Summary
Across its pilot and the second episode, “Made of Stone”, NBC’s new paranormal procedural makes something of a case for itself.
Last week, through no fault of my own, I missed the pilot episode of NBC’s new paranormal procedural The InBetween. You can’t blame me, really. The show’s creator, Moira Kirland, has assembled enough well-worn genre essentials that you could be forgiven for dismissing the show immediately as an unimaginative retread of already-explored ideas. And, frankly, that might end up being true. But after the second episode, “Made of Stone”, there’s also a chance that The InBetween provides just enough welcome diversity and tweaks to an established formula to be worth a cursory look.
First, the familiar. Harriet Dyer plays Cassie Bedford, who can see the dead and puts this peculiar ability to the task of solving Seattle-area crime; her adoptive father Tom Hackett (Paul Blackthorne) is conveniently a detective and uses her spectral tips to close cases. As ever, the dead never stay dead on television, and if they do they at the very least don’t stay silent about it.
Tom also has a new partner, Damien Asante (Justin Cornwell), a high-flying ex-FBI profiler with enigmatic intentions; add that to your network TV bingo card, if you like. And in slightly odder but still not entirely unexpected news, there’s a teenage ghost girl (Sarah Abbott) who hangs around Cassie’s house.
What’s a little bit surprising about The InBetween is how relatively up-front about all this everyone seems to be. The show mostly forgoes that tedious secrecy surrounding its paranormal elements, instead using them to both move the plot along as quickly or slowly as necessary and colour relationships between the characters, particularly between Tom and his husband, Brian (Michael B. Silver), who doesn’t like how Tom is potentially putting Cassie in harm’s way by using her ethereal advice.

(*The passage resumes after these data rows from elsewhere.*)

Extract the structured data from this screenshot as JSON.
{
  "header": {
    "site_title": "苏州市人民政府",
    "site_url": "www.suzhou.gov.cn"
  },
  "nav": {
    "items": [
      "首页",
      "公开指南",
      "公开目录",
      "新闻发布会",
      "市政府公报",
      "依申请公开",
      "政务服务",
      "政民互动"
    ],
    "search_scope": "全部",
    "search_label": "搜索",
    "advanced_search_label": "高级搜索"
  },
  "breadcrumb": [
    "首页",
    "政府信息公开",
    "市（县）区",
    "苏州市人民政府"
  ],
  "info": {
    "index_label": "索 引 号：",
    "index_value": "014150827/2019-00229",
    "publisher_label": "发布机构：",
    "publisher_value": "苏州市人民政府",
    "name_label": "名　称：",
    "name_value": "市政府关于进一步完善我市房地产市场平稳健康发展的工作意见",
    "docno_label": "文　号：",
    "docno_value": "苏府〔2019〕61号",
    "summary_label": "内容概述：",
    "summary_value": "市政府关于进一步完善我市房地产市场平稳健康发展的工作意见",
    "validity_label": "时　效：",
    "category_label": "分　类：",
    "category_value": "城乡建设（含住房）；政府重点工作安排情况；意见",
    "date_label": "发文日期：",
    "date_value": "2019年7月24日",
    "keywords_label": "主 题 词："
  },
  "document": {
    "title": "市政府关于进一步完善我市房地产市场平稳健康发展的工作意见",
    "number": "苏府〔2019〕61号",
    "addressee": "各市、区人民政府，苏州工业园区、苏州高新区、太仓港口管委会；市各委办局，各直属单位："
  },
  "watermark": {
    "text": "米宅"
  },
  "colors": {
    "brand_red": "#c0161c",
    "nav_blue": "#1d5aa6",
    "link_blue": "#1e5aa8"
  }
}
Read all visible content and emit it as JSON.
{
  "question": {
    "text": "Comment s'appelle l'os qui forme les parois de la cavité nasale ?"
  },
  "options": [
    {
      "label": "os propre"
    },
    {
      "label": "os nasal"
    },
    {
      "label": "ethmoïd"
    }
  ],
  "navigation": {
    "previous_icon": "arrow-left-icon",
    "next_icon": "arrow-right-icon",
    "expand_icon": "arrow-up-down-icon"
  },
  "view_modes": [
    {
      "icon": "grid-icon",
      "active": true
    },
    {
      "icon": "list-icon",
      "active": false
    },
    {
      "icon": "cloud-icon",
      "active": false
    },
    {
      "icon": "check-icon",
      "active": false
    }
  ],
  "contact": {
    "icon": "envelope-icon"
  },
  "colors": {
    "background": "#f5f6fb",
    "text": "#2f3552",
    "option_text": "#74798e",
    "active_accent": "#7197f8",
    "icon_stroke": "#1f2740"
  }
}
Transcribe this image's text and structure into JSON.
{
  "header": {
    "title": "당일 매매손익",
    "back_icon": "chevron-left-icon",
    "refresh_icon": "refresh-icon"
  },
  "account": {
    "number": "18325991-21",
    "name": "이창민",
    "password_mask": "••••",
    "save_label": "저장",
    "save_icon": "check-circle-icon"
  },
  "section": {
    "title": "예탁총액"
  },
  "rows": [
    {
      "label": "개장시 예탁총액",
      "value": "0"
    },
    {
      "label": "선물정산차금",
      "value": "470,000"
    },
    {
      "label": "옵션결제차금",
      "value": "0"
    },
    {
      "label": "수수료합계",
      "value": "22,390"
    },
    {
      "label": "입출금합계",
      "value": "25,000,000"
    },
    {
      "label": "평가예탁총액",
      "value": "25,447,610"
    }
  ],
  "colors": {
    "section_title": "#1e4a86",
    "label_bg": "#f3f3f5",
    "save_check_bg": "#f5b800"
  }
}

Dyer, to her credit, is good here as a hard-drinking hauntee who has nonetheless come to some kind of terms with her abilities and what she considers to be her purpose; the pilot was written and directed by women, while “Made of Stone” wasn’t, but both episodes seem possessed of a woman’s touch in their creative underpinnings, which helps. In a show that trafficks in incredibly familiar ideas, simple notions of perspective matter; what The InBetween offers beyond the restless dead and the usual predictable procedural plotting is the unusual voice in which it speaks; a voice of modernity and diversity that relays an old story in a slightly new way. I wonder how long it’ll be worth listening to?